Северус уставился на плетеную корзину, стоящую на полу у ее ног, и перечислял названия цветов внутри, чтобы сдержать слезы. Безнадежно глупый и нелепый. У них двоих всегда была эта синхронность, понимание. Даже когда они ссорились, даже когда не видели друг друга, даже когда он понял, что это никогда не будет тем, чего он хотел — у них было это. Он нуждался в этом сейчас, чтобы спросить ее, что ему делать с Альбусом, с Гарри, с самим собой; она, вероятно, тоже не знала бы, но тогда это не имело бы значения…
Он был бы счастлив знать, что она где-то там, дышит и думает. Тогда он тоже мог бы дышать и думать. Он бы сейчас знал, к каким отношениям они могли бы прийти к настоящему времени.

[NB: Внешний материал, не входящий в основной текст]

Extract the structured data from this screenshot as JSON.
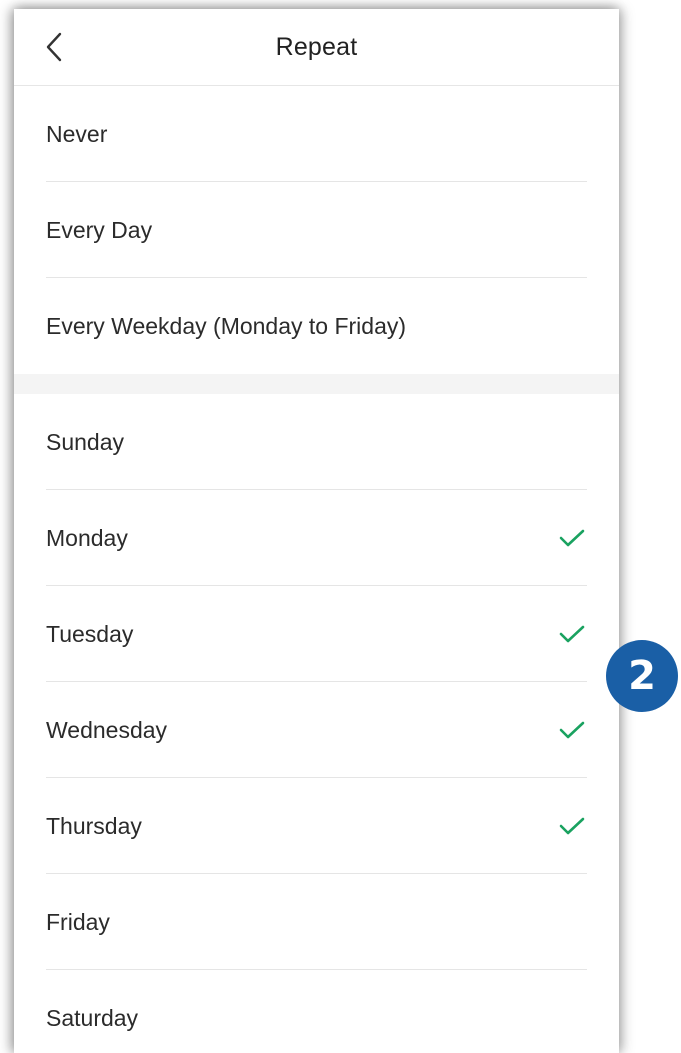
{
  "header": {
    "title": "Repeat",
    "back_icon": "chevron-left-icon"
  },
  "presets": [
    {
      "label": "Never",
      "selected": false
    },
    {
      "label": "Every Day",
      "selected": false
    },
    {
      "label": "Every Weekday (Monday to Friday)",
      "selected": false
    }
  ],
  "days": [
    {
      "label": "Sunday",
      "selected": false
    },
    {
      "label": "Monday",
      "selected": true
    },
    {
      "label": "Tuesday",
      "selected": true
    },
    {
      "label": "Wednesday",
      "selected": true
    },
    {
      "label": "Thursday",
      "selected": true
    },
    {
      "label": "Friday",
      "selected": false
    },
    {
      "label": "Saturday",
      "selected": false
    }
  ],
  "annotation": {
    "badge_number": "2",
    "badge_color": "#1a5fa6"
  },
  "colors": {
    "check": "#1aa260",
    "text": "#2b2b2b",
    "divider": "#e5e5e5",
    "section_gap": "#f4f4f4"
  }
}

Северус вообразил себе другую жизнь, в которой она была там, на диване в другом конце комнаты, закинув ногу на ногу, с глазами ясными и задумчивыми. У него могла быть эта жизнь, и он чувствовал себя так, будто его ограбили.
Мужчина вытер щеку там, где потерпел неудачу. Хозяйки дома не заметили: они смотрели друг на друга.
— Спокойной ночи, — неловко сказал он и, пошатываясь, поднялся на ноги. Возможно, было безответственно пить так скоро после сотрясения мозга.
Гарри бы возмутился, если бы узнал.
— Подожди, — Кауко чуть не свалилась с дивана, наугад роясь в корзине. Она пошарила в ней, затем протянула руку с увядшим ярко-желтым цветком: бархатцы болотные.
— Сладких снов, — сказала она с небрежной улыбкой. Лини толкнула ее ногой в бок.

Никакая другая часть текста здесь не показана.